I believe the key point to all of this nonsense is that an ego needs to be acknowledged, but that is all. Do not let it define you. It is not you. I found this video very useful. Apologies in advance if you clicked on the video and begun loading it before realising it was 10 minutes long and then said “meh, fuck that” and closed the window – I am aware that watching a video that is longer than 20 seconds is hard work these days (sure is for me anyway)… With this in mind, if you do not want to watch the 10 minute video, see below for my bullet pointed summary of what I believe the key concepts to be:
- Ego is a reaction. It is pre-programmed response.
- Recognise it and acknowledge it.
- It is tied to fear.
- Change leads to fear of the unknown.
- Ignore that reaction!
- Test it further in your head (i.e. question, question, question)
- Bring it into reality and test it.
- Be conscious! Try not to be attached to any previously conceived structure (i.e. of yourself or anything around you).
Ego’s are dangerous. If we accept our ego as being our sense of self, then we risk trapping ourselves. We will be more likely to reject change – ego’s fear the unknown. We might miss something truly special – about ourselves or about others, or about the outside world.

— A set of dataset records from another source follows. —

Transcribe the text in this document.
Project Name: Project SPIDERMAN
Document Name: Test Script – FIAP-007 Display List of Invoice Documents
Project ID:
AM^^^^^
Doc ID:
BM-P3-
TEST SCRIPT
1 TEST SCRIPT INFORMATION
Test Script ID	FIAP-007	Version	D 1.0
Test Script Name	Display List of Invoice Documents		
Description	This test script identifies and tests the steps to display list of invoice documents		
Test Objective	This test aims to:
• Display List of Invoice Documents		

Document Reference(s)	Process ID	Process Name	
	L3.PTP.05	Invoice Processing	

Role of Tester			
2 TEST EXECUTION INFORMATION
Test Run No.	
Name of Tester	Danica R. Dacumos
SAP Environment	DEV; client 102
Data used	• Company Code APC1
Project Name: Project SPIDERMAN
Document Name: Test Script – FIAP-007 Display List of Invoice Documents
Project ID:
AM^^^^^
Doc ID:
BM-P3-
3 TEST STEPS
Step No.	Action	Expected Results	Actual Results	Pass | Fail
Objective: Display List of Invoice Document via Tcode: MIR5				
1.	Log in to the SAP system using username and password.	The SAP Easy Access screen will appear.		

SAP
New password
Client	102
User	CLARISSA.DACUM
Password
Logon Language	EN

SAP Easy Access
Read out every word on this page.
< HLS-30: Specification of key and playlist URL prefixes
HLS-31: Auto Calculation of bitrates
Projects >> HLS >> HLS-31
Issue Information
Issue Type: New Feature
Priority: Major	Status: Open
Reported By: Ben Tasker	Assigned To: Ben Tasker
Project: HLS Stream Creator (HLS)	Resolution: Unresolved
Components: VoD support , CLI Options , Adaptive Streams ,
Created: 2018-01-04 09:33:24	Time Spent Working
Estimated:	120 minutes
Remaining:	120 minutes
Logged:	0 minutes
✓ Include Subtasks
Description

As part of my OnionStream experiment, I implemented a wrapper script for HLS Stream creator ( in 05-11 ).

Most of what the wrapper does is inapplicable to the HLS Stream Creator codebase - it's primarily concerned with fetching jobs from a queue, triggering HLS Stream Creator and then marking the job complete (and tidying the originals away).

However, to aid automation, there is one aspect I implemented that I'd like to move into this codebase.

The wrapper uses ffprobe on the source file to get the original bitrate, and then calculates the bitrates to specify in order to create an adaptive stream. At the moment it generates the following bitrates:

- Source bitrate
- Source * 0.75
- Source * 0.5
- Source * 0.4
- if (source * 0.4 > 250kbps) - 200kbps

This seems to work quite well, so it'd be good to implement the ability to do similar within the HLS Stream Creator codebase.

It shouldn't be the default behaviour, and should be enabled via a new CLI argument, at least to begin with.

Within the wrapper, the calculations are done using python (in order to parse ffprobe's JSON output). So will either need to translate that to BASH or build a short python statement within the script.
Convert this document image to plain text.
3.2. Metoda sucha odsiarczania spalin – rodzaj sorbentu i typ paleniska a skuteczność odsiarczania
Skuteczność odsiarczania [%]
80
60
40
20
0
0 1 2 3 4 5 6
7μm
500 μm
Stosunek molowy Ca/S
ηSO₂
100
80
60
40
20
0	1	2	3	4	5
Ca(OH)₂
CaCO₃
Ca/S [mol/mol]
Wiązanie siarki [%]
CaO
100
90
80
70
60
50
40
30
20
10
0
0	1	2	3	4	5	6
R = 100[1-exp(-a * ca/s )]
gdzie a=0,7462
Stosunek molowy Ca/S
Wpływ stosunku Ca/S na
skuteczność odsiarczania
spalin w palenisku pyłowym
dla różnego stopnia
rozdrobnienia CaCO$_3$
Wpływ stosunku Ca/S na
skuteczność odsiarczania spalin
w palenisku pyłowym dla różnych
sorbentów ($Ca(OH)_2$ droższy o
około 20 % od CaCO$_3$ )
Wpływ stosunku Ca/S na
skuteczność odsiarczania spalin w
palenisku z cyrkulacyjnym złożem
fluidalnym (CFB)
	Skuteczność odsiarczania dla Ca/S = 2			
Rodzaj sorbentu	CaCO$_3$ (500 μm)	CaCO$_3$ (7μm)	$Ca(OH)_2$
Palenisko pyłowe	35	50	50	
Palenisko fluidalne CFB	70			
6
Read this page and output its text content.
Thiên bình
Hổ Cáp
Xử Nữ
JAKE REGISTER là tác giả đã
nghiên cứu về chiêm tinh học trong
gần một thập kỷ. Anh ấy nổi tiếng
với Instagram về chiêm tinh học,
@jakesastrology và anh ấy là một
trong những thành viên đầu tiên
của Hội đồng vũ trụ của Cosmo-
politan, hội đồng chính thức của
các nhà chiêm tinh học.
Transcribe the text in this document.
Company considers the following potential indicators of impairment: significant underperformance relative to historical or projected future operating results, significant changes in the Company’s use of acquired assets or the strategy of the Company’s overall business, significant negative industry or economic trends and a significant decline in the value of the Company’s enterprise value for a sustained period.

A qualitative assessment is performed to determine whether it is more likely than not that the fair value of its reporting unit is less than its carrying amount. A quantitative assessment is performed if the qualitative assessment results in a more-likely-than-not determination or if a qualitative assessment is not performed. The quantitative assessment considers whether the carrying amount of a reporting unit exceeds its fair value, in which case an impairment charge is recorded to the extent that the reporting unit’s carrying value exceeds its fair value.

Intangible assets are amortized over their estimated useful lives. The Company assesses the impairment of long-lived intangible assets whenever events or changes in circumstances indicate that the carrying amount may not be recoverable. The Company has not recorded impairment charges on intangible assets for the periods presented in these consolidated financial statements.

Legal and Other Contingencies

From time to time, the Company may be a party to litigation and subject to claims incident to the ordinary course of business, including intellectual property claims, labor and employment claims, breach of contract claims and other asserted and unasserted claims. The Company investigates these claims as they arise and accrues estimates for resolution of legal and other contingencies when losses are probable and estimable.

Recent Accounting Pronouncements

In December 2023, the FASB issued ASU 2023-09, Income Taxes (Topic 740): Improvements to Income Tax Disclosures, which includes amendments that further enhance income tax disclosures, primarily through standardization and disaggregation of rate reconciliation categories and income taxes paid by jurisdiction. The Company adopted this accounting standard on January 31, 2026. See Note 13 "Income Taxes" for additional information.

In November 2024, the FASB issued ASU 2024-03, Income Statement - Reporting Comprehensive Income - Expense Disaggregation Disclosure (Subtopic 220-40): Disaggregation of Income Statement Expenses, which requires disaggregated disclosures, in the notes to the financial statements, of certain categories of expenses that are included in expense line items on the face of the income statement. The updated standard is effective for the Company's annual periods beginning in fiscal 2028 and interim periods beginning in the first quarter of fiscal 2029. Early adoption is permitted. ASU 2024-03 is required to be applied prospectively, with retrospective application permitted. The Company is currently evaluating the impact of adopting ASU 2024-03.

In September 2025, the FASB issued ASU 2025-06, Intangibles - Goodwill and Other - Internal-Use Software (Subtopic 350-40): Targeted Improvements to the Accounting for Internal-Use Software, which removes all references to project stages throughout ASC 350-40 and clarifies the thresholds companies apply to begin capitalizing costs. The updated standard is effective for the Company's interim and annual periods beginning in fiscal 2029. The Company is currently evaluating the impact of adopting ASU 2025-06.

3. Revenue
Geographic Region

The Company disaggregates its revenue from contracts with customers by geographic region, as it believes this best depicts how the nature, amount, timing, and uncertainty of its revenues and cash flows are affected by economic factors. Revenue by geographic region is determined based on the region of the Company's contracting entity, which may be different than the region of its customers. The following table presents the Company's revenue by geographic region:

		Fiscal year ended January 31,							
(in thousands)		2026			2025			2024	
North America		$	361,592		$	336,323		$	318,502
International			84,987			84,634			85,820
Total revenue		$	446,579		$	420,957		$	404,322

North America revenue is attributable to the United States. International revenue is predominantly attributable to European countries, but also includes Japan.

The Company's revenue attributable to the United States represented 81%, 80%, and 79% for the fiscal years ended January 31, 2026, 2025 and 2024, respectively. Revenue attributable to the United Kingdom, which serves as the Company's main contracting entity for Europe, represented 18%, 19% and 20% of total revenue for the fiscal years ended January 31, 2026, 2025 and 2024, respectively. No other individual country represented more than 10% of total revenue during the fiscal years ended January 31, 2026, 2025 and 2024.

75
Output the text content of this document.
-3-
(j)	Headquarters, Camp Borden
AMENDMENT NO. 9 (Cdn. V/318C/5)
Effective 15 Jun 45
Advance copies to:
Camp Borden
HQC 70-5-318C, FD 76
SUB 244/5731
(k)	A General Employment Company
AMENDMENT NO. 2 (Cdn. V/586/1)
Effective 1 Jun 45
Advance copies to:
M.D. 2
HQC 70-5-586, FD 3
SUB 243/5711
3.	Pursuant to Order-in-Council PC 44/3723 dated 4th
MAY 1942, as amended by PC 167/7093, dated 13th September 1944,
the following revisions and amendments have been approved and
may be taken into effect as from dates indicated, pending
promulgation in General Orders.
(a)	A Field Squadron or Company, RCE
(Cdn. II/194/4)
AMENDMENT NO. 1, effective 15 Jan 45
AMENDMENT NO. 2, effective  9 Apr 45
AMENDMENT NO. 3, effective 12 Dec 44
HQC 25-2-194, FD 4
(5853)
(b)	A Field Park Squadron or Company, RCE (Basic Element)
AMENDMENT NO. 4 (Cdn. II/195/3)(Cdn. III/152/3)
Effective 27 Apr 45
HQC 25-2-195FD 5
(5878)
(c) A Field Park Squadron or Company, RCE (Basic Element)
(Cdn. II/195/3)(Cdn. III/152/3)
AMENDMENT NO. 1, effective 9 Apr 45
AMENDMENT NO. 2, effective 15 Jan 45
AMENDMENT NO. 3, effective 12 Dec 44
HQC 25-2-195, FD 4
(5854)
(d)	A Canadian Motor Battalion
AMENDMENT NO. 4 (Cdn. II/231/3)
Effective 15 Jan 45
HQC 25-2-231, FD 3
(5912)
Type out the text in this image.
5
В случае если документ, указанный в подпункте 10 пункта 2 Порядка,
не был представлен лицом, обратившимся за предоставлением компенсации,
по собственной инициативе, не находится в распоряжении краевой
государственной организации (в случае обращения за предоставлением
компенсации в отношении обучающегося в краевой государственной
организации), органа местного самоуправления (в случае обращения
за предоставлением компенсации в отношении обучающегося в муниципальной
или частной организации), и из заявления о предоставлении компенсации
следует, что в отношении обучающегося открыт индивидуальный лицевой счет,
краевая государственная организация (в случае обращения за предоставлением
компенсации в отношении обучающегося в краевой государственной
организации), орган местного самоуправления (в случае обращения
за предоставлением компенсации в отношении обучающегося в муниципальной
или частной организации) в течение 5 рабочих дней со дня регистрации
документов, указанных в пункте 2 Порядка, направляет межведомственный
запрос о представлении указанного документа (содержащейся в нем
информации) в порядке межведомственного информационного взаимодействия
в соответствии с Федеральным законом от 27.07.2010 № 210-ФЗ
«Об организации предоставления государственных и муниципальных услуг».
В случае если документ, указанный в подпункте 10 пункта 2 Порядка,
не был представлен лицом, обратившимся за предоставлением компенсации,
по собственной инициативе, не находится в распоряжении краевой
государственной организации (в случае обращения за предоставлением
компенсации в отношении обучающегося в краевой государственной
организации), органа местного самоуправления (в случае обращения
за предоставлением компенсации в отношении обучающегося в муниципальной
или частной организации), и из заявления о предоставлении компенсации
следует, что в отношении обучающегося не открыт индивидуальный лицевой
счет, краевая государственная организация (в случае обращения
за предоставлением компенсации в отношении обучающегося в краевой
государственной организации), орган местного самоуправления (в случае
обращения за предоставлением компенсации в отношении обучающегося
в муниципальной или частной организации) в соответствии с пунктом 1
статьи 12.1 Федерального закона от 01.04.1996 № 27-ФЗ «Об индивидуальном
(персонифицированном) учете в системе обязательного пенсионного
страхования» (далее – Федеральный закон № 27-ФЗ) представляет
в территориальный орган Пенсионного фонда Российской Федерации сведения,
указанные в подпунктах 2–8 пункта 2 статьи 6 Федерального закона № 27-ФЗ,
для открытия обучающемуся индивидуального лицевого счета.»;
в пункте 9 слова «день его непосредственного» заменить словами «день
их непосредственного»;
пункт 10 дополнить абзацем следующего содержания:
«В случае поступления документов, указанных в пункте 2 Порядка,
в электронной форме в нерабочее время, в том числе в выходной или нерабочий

Let me leave you with this to ponder: There are a lot of scary things happening in the world at the moment. Terrorist strikes, mass shootings, police shootings, hate. These events are frightening. However, there is something else that is far more frightening and that is people’s reactions to these events. People calling to close borders etc. I understand people are scared, but closing borders, or more broadly speaking, isolating oneself, is not the answer. Muslim PEOPLE are not scary. Homosexual PEOPLE are not scary. Transgender PEOPLE are not scary. Foreign PEOPLE are not scary. PEOPLE are not scary. We need to come together. However, as many react in fear to these events and turn to their egos for answers, the process of conscious reflection is ignored. I believe a direct result of this is that egos are now threatening to be put into positions of power in this world. This happened in the past, and while this comparison is fairly radical, the underlying similarities are undeniable. And that is rather terrifying.